Scorsese filmant les Stones, c’est
a priori une source de plaisir. Mick Jagger et Keith Richards, étonnants
grands-pères du rock, ont des véritables gueules de
cinéma. Les concerts des Rolling Stones sont réputés
pour dégager une énergie considérable et Scorsese
passe pour un grand fan du groupe. Et puis, il y a au final comme
une déception, un manque, comme une impression de propreté,
une élégance qui ne sied guère à l’esprit
rock’n’roll.
L’image numérique est sublime, d’une incroyable
netteté (vu au Max Linder, en projection numérique :
qualité d’image hallucinante !), l’armada de caméras
permet une multiplicité des points de vue, y compris les gros
plans un peu cruels sur les rides, les héros n’ont plus
vingt ans…
Le souci vient probablement de l’inéquation entre ce
qu’est devenu le groupe, et le projet de ce film.

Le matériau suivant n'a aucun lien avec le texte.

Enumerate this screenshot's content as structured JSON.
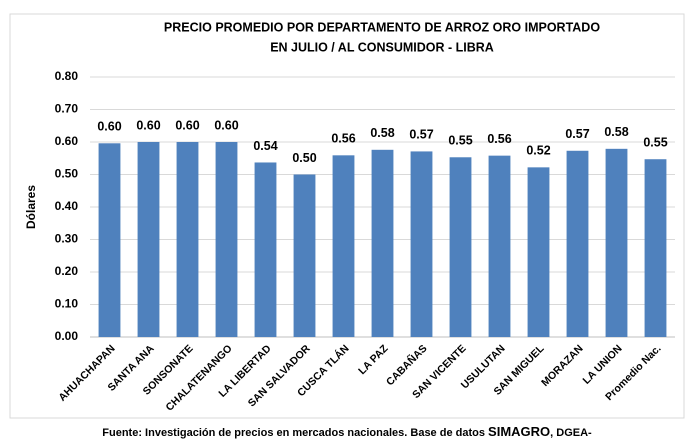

Habitués
à jouer dans des stades, sur une scène se situant à
des dizaines de mètres des spectateurs qu’ils ne peuvent
pas distinguer, nos papis sautillants ont l’air un peu gênés
sur cette "petite" scène, déroulant leur musique
sans véritablement établir de connivence avec le public,
mis à part quelques "vous êtes formidables"
que l’on sent inclus dans le forfait.
Le spectacle est de qualité, professionnel, musicalement impeccable,
pas vraiment impressionnant puisque sans débauche d’effets
spéciaux ou d’éclairages tonitruants. Inévitablement,
il y a dans cette précision, cette netteté, cette perfection,
un aspect froid,s ans émotions.
Scorsese a monté ses images comme un admirateur transi, on
ne voit pas une seule trace d’imagination, et le préambule
au concert n’apporte pas grand chose, sorte de lutte d’influence
entre le metteur en scène et les musiciens, à laquelle
on ne croit pas du tout.
Les inconditionnels des Stones seront probablement heureux de voir
leurs idoles d’aussi près, les autres se partageront
entre respect plus ou moins poli et ennui plus ou moins somnolent.